Study examines the status of women in New Jersey
Women have come a long way in New Jersey over the past decade, but additional progress is still in order, according to a new state-by-state analysis.
In "Status of Women in the States" from the Institute for Women's Policy Research, New Jersey missed the cut to be on the list of the best states for women. However, the state did score quite well on most of the included indicators, which were tracked over the years since 2004.
The Garden State ranked fourth in the nation in the categories of Employment & Earnings, Reproductive Rights and Work & Family. A higher percentage of women have bachelor's degrees, they're more likely to hold managerial or professional occupations, and the gender wage gap has narrowed.
New Jersey, though, fell very short in Political Participation with a "D" grade, ranked 31st among the states. The category involves the percentage of women who are registered to vote, as well as the percentage of women who actually voted, along the representation of females in elected office.
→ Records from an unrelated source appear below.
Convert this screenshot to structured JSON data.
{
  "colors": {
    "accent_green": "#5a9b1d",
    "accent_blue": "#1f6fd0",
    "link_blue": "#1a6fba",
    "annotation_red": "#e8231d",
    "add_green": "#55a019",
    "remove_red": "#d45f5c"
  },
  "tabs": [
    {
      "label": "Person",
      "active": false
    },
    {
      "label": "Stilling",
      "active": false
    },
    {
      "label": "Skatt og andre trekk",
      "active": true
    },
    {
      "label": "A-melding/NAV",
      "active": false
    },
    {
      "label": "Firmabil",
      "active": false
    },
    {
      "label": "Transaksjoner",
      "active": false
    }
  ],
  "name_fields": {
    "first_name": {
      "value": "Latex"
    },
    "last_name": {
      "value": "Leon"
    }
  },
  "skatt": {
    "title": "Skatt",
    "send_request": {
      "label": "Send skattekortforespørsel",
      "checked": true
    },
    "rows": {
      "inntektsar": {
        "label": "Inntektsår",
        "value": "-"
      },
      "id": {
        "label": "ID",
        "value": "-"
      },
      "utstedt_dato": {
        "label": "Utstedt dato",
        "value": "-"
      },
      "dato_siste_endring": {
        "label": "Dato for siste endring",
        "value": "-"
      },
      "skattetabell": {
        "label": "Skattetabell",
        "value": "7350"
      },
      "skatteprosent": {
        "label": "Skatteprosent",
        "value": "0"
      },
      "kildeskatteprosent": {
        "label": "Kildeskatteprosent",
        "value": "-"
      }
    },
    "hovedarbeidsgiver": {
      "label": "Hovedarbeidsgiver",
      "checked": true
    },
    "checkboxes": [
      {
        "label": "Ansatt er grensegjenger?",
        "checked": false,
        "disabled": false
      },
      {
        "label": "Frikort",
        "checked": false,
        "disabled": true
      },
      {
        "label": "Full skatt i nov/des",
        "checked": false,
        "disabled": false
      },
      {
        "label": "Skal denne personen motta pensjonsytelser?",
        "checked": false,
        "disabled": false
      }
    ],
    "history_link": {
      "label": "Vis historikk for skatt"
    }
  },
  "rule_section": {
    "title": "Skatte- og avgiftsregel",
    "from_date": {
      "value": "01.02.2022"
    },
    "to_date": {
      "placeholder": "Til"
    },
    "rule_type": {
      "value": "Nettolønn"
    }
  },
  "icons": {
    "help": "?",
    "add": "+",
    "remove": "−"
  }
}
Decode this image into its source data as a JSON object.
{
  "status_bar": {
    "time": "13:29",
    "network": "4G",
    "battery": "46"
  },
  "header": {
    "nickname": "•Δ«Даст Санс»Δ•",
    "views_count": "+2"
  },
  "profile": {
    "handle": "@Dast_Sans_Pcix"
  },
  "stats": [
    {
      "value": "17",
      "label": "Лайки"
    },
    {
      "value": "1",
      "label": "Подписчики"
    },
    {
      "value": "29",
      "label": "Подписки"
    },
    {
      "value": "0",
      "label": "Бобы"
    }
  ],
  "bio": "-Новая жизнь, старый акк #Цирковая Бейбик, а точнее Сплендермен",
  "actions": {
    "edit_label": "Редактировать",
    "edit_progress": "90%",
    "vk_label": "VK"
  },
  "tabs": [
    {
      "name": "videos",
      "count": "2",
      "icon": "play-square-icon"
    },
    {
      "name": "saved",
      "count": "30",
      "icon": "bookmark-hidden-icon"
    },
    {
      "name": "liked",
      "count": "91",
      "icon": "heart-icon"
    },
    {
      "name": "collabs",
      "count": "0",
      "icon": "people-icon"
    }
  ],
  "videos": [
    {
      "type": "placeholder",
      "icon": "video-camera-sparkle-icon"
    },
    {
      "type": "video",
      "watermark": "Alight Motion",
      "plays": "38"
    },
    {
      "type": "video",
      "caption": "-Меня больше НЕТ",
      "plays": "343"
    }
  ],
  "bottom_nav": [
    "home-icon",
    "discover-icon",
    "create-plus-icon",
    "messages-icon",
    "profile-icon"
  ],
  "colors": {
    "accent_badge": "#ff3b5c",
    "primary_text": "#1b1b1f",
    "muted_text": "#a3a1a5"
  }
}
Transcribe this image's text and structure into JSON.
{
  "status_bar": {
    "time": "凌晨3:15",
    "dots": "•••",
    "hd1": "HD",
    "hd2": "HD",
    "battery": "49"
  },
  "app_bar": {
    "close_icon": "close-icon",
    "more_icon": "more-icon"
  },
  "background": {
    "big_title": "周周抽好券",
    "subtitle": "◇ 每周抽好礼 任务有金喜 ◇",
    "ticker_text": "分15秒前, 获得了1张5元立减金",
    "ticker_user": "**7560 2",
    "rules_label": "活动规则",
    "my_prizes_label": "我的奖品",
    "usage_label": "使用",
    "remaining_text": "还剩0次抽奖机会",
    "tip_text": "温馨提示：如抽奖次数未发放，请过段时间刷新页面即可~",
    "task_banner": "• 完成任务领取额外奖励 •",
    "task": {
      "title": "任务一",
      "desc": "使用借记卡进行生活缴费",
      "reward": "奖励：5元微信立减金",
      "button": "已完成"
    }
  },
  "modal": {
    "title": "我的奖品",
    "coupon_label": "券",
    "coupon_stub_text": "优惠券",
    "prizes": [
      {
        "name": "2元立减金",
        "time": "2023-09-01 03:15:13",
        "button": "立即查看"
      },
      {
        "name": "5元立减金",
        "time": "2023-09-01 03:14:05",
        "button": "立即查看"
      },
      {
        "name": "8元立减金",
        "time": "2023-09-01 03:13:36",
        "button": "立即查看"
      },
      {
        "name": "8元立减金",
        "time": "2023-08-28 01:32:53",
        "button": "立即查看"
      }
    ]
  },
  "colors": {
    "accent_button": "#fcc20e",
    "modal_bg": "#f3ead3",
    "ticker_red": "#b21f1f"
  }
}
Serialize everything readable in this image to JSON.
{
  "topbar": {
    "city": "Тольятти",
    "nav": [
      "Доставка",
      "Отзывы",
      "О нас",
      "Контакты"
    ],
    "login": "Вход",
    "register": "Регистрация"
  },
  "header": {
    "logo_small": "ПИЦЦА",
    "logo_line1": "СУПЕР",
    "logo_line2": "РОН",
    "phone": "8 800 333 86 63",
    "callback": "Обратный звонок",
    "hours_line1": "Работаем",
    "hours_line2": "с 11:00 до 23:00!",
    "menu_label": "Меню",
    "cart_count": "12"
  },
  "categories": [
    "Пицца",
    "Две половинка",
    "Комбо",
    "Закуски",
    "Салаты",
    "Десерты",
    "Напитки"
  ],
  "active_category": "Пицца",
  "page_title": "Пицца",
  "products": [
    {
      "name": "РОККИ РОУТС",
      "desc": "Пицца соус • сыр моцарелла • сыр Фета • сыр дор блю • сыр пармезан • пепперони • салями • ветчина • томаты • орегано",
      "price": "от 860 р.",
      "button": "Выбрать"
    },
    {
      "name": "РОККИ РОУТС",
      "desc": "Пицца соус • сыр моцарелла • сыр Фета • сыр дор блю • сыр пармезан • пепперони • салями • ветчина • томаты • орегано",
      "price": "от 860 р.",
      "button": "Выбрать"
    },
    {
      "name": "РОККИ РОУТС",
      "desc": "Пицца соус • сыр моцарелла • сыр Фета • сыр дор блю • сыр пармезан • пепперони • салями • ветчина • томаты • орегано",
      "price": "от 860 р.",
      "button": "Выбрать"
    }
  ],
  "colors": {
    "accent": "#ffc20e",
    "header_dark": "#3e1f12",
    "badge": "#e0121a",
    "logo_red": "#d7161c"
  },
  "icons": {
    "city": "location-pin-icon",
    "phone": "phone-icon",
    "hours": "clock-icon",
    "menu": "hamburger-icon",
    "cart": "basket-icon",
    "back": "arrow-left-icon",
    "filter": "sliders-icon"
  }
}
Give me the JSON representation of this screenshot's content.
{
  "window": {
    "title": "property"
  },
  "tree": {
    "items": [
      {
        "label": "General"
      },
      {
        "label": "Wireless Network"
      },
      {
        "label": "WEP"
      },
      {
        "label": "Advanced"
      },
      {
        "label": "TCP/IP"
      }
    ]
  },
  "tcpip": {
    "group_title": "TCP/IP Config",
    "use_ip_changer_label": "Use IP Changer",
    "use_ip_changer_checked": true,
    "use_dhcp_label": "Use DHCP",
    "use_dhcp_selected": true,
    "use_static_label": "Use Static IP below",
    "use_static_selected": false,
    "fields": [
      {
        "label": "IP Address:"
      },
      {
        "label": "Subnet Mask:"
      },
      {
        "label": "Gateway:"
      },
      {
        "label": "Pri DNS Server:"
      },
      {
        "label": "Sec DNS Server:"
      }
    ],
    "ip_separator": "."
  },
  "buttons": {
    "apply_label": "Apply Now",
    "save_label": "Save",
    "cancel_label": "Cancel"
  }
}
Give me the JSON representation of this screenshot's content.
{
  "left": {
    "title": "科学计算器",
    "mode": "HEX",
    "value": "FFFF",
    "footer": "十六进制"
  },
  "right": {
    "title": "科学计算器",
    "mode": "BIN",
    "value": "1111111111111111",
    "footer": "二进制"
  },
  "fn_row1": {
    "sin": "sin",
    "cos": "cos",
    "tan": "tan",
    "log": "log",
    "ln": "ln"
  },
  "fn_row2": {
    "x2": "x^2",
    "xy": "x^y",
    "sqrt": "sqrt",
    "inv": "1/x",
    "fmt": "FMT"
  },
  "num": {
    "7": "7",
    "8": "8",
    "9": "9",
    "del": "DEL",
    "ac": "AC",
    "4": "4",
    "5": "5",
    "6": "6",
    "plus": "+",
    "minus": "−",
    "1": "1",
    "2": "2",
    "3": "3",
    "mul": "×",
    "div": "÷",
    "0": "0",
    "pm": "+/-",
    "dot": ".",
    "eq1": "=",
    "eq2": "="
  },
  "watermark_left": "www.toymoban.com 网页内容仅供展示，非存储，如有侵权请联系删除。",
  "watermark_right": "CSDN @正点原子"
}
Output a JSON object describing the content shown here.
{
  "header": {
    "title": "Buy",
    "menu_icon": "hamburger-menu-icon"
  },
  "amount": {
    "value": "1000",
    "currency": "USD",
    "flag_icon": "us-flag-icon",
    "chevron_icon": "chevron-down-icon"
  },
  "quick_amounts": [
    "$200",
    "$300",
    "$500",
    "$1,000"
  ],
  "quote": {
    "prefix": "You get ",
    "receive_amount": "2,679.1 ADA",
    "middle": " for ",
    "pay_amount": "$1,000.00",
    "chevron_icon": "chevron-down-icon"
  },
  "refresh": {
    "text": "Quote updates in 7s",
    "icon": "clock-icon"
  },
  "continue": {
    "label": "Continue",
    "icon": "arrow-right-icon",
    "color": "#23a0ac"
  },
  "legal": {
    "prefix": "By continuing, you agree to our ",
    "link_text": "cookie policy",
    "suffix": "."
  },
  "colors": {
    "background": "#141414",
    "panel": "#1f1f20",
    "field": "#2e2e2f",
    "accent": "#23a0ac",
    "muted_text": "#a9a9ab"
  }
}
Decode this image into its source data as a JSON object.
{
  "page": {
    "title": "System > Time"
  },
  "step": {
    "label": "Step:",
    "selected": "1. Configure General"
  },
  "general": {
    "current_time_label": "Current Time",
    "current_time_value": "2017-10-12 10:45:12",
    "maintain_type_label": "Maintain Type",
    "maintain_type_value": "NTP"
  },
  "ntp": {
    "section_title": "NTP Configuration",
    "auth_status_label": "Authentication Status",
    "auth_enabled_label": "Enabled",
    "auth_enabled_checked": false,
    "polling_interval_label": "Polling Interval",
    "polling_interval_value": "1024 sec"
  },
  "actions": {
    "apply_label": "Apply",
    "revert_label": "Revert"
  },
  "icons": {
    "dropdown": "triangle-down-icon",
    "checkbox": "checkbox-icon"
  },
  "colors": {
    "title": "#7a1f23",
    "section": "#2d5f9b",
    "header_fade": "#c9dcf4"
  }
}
Despite the category's poor grade, study director Cynthia Hess said New Jersey has made some strides in the field since 2004.
"The percentage of women who voted in New Jersey went up in that 10-year period," Hess said. "The score on women in elected office went up as well."
According to the report, women hold 30 percent of seats in the New Jersey Legislature.
New Jersey, meanwhile, ranked 11th among the states for Poverty & Opportunity and 13th for Health & Well-Being.
Minnesota came in as the best state for women in the U.S. Alabama and Mississippi were dead last.